Manufacturing News

Standard planned for China's chaotic 'vintage liquor' industry

An industry standard will be released to end the chaos surrounding the labeling of production dates on bottles of baijiu, a pungent white liquor in China, said Song Shuyu, the secretary-general of the Chinese Alcoholic Drinks Association.

Song said the idea of an industry standard had been in discussion for 12 years and was expected to be introduced this year.

Under the new standard, vintage baijiu makers will need to possess a production certificate and register each batch with the association. In addition to facilities like labs and regulated supply systems, the qualified companies also need to have at least three national baijiu judges and five provincial judges.

"More than 90 percent of the malpractices in vintage liquor will be solved," Song said.

However, sources from within the industry said that because standards by an association are not legally binding, the influence would be limited.

Baijiu producers have often been found misleading consumers by exaggerating or ambiguously declaring the dates liquor has been produced.

The Beijing News reported that some smaller distillers established just a couple of years ago were claiming to have produced 30-year-old liquor. Batches are typically dated as "20," "aged" or "vintage."

While a vintage wine in the West means grapes were grown and harvested in a single specified year, vintage baijiu is a relatively new concept started in the 1990s in China. More importantly, a label with 30-year aged baijiu doesn't mean the bottle has been kept for 30 years, but rather the liquor included a mix produced 30 years ago at a certain ratio.

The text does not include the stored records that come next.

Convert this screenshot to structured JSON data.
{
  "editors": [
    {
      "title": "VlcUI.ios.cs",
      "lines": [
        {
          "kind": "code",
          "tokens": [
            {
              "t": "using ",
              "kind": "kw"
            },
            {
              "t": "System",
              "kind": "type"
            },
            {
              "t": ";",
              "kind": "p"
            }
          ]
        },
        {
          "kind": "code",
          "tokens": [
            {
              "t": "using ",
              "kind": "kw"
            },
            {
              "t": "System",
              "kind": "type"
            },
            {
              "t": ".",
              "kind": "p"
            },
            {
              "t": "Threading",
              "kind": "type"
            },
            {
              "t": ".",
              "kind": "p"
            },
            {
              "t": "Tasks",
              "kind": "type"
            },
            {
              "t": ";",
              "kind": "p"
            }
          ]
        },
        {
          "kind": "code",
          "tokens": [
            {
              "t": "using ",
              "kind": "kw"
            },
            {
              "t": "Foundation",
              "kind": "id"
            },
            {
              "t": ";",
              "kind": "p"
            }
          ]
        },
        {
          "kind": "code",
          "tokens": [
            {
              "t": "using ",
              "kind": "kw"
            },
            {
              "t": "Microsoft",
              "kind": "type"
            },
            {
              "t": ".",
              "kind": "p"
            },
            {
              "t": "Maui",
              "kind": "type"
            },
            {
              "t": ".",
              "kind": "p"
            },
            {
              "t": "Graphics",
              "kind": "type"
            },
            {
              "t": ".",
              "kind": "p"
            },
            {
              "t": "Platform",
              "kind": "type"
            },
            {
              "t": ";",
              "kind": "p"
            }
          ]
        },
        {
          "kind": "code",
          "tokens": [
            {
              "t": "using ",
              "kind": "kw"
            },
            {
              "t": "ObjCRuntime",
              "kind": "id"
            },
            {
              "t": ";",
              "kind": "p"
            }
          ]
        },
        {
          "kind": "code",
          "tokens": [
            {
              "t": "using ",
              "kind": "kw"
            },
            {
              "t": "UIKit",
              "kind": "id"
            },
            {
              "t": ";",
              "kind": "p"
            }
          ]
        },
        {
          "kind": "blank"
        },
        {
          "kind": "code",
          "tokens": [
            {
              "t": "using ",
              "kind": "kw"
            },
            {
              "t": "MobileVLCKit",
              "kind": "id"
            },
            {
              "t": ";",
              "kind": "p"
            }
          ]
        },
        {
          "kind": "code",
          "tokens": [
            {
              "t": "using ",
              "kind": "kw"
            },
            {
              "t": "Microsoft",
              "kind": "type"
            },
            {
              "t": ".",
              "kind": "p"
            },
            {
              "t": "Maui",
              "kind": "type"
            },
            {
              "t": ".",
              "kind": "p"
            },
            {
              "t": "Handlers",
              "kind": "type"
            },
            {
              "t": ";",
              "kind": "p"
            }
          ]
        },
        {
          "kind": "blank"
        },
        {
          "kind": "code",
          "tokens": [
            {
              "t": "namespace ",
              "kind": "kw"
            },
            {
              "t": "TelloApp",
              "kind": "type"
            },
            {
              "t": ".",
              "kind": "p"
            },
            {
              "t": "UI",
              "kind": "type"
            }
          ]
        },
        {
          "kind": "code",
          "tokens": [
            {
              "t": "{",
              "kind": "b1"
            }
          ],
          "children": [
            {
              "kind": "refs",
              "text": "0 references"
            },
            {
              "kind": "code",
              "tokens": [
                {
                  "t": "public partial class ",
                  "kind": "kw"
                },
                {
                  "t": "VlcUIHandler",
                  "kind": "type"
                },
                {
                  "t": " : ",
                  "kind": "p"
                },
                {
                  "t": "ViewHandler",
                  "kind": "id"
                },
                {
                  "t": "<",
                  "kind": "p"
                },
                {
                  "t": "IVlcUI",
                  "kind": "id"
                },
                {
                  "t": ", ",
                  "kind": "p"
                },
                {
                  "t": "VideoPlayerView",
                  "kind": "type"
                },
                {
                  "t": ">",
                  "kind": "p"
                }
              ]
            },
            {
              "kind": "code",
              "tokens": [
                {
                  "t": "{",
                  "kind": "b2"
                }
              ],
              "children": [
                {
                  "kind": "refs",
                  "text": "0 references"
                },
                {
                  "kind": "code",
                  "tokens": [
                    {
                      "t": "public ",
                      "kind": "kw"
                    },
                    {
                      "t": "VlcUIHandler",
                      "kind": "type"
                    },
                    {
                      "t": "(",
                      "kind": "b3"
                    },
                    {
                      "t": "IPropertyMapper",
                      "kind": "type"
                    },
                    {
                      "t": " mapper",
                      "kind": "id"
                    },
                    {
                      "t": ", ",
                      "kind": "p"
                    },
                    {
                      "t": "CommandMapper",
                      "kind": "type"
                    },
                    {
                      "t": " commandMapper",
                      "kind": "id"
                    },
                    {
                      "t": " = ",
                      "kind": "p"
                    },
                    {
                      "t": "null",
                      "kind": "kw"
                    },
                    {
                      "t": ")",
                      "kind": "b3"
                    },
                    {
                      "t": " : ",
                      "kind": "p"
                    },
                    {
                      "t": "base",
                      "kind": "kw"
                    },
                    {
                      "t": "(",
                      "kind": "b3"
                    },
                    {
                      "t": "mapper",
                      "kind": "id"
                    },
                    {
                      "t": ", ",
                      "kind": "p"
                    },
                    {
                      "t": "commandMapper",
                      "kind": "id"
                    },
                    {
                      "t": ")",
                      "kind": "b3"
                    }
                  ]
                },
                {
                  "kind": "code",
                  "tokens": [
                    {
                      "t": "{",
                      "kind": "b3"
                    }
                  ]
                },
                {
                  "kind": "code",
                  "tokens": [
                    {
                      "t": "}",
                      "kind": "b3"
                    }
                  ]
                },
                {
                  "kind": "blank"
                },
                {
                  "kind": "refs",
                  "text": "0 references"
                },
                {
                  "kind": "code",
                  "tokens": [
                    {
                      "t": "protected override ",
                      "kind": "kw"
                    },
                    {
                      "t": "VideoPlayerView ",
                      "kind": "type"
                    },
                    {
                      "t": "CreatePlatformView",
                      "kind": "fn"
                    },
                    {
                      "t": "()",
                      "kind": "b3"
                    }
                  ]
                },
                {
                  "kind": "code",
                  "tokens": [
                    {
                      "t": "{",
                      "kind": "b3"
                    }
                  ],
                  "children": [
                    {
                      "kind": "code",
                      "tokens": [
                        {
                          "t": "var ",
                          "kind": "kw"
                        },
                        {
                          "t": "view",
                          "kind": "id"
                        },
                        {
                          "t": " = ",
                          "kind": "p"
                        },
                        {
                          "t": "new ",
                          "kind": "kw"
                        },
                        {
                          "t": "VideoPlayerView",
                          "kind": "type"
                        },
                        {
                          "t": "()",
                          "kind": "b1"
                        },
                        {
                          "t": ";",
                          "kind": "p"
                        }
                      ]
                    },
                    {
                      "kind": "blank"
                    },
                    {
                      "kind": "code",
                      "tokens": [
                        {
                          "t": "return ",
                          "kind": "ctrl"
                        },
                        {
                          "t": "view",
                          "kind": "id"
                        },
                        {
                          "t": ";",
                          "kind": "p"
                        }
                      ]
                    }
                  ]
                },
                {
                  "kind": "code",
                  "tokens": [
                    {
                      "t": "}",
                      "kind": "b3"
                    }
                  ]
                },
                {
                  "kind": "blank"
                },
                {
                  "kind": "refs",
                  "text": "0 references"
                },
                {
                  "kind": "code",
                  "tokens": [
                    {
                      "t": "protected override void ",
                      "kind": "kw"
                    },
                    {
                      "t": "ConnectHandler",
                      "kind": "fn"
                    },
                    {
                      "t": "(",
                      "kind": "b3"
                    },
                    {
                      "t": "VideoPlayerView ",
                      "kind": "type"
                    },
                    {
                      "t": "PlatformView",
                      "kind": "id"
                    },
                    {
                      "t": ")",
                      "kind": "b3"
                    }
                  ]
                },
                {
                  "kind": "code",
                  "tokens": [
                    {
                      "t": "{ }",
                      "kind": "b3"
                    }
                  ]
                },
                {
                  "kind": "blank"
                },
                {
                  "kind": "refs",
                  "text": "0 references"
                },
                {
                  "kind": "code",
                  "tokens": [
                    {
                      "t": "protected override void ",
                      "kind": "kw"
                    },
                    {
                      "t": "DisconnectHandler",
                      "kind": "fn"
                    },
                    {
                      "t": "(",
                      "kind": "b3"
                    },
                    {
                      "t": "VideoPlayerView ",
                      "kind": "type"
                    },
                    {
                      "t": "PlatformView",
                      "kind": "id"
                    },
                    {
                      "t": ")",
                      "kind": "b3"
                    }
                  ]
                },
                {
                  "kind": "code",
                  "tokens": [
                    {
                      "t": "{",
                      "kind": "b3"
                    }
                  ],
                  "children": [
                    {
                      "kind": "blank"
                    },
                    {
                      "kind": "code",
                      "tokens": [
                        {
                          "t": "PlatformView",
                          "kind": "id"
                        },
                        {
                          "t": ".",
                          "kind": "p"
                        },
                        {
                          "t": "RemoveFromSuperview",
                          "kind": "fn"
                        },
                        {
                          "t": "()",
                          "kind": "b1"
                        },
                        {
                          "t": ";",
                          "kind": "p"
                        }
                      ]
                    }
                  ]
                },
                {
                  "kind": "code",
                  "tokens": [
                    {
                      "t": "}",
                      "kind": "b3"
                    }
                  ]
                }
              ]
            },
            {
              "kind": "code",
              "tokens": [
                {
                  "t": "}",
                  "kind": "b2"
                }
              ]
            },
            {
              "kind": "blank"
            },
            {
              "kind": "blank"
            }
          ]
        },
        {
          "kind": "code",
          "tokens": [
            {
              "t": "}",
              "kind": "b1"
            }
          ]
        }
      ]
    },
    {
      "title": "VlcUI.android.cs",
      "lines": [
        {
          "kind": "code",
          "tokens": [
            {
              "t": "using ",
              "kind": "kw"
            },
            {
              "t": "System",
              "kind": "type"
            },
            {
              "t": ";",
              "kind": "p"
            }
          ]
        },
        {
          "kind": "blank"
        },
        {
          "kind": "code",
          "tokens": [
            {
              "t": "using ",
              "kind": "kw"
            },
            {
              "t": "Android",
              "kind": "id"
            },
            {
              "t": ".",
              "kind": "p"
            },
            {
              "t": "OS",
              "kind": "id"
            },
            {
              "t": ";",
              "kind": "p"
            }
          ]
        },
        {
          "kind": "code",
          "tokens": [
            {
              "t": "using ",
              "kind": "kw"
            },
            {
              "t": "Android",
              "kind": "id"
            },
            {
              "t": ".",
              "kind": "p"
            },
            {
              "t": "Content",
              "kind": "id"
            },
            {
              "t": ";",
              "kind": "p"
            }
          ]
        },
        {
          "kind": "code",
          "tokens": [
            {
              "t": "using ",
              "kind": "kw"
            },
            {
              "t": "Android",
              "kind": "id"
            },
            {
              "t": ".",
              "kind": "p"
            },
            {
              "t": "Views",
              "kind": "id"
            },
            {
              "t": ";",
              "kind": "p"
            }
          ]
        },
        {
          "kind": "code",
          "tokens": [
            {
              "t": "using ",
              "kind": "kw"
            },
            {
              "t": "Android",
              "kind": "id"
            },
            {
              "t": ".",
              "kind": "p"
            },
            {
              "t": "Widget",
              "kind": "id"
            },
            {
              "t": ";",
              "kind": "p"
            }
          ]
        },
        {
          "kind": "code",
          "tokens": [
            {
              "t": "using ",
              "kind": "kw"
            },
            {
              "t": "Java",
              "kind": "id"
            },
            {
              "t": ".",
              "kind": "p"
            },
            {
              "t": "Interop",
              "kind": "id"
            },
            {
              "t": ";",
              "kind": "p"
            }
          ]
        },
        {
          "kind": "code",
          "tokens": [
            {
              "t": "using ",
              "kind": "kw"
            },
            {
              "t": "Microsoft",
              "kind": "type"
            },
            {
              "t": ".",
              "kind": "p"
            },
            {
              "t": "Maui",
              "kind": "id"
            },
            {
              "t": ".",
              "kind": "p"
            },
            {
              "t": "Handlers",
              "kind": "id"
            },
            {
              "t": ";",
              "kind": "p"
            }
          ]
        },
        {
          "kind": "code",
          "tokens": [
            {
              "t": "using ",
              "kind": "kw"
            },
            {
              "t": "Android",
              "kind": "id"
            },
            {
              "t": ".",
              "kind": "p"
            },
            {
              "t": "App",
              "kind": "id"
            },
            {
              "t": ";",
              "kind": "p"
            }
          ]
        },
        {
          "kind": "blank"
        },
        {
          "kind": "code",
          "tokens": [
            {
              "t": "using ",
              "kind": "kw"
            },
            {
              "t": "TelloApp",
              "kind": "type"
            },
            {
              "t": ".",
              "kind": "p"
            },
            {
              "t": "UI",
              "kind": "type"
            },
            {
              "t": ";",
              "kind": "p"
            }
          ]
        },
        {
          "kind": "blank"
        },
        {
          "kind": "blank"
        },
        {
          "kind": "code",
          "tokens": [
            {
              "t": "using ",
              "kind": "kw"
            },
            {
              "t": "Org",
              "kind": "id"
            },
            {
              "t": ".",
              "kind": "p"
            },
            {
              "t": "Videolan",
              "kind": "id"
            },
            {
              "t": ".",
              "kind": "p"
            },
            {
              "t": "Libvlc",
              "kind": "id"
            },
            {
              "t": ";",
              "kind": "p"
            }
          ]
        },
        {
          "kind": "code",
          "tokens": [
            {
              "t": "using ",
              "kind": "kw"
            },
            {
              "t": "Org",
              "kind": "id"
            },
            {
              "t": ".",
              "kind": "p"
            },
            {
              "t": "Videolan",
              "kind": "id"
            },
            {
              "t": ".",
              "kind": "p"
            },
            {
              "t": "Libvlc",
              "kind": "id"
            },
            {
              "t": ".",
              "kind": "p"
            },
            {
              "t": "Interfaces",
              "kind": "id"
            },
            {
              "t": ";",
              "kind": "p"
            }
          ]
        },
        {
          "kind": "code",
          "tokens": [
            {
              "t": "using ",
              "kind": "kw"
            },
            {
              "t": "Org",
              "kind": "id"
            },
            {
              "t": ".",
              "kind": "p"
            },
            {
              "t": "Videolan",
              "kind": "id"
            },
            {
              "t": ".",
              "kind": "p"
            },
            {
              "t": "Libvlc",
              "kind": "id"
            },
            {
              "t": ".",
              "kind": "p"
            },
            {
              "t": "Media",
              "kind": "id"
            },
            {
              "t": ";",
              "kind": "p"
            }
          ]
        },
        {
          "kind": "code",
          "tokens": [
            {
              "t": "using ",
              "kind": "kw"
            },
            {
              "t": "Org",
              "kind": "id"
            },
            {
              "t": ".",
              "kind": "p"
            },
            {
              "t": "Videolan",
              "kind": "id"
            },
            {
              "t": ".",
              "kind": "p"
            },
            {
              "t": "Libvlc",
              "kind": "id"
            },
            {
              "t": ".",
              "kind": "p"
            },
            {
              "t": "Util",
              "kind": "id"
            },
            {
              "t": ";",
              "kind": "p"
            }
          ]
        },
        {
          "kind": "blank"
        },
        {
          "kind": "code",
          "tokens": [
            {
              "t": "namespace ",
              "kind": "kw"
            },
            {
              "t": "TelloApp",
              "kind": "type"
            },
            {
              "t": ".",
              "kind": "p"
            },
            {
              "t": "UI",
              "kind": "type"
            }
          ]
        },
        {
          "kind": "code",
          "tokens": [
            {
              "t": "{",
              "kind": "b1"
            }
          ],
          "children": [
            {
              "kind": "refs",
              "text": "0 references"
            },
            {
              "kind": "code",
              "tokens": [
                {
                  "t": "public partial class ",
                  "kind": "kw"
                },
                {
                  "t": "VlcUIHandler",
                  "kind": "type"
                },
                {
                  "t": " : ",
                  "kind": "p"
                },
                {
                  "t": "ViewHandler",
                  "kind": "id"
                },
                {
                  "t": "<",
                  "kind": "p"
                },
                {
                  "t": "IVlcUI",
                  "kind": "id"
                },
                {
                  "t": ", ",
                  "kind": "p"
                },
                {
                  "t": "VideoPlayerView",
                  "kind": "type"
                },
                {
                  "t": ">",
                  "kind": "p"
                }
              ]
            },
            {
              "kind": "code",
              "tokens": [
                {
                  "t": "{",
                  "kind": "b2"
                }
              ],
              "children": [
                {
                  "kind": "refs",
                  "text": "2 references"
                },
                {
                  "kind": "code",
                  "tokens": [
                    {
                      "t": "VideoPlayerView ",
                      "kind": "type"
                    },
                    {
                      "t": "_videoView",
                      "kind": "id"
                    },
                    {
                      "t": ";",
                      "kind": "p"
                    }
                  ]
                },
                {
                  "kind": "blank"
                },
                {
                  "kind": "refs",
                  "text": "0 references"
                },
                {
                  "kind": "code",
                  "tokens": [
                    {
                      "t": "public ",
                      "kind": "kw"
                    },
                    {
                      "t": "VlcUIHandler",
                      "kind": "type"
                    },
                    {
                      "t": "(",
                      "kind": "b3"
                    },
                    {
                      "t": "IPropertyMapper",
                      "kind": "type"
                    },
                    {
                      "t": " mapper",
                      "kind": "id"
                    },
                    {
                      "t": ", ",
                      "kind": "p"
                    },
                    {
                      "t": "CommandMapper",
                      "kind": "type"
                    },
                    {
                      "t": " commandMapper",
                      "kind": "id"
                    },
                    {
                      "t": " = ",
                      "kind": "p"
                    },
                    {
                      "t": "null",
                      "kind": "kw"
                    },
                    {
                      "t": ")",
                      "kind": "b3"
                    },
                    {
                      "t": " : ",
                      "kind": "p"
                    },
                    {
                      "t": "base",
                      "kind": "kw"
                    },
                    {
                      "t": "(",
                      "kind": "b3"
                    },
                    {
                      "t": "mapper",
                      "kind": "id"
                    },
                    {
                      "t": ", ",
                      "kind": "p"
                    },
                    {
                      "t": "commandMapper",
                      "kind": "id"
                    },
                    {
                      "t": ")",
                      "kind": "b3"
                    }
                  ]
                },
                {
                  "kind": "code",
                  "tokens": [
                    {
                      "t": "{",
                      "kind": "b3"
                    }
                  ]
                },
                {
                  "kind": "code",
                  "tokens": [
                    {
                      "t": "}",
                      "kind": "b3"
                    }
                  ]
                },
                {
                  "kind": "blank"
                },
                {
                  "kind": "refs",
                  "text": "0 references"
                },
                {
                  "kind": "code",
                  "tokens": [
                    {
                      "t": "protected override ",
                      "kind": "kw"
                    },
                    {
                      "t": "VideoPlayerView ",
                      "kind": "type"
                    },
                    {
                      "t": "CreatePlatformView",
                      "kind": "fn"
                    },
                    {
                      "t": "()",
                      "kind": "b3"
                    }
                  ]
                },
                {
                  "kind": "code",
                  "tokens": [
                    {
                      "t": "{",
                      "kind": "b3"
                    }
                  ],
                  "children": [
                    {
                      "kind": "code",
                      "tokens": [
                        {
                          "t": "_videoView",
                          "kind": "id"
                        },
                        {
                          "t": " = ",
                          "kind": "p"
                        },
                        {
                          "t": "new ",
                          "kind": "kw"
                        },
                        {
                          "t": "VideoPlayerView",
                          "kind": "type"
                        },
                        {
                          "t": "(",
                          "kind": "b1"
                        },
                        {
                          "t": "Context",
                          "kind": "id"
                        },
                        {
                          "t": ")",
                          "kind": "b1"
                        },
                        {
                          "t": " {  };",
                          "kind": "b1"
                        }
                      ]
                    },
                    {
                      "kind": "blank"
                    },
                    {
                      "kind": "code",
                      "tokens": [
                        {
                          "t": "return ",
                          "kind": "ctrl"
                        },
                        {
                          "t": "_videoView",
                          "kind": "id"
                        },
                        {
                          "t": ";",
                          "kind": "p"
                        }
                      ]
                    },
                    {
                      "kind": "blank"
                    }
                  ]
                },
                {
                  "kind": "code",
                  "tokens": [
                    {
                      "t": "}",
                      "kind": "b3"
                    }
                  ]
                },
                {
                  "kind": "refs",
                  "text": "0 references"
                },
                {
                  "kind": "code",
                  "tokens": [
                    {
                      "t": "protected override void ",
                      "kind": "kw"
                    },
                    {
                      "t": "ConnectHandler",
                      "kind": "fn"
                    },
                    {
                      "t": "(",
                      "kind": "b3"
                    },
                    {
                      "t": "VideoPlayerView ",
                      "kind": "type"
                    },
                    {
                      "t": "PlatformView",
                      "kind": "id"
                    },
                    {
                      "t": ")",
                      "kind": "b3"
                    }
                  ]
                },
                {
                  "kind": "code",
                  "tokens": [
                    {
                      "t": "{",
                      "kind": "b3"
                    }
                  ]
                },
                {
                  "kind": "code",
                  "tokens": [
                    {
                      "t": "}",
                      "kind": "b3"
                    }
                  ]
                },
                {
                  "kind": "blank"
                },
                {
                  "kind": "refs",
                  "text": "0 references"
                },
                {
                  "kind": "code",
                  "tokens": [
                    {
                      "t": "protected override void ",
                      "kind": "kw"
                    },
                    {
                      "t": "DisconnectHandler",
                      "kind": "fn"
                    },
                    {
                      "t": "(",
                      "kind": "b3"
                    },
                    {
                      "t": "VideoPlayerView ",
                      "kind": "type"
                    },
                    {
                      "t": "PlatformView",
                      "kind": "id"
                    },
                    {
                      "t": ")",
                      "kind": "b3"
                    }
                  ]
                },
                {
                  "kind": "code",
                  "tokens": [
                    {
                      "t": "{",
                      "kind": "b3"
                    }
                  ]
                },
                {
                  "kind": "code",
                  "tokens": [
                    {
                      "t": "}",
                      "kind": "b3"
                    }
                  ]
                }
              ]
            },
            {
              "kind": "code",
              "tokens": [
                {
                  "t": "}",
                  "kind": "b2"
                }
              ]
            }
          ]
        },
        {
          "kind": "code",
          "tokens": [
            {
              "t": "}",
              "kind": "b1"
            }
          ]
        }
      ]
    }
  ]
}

In the baijiu market, the more aged a bottle of liquor, the higher the price. However, it is difficult to tell exactly what year a bottle may have been produced.

Cai Xuefei, a liquor analyst, said companies randomly mark production dates for higher profits, and that customers are easily misled since no industry standard is available.

Data show that China has more than 7,000 baijiu producers, with about 5,000 selling "vintage" liquor.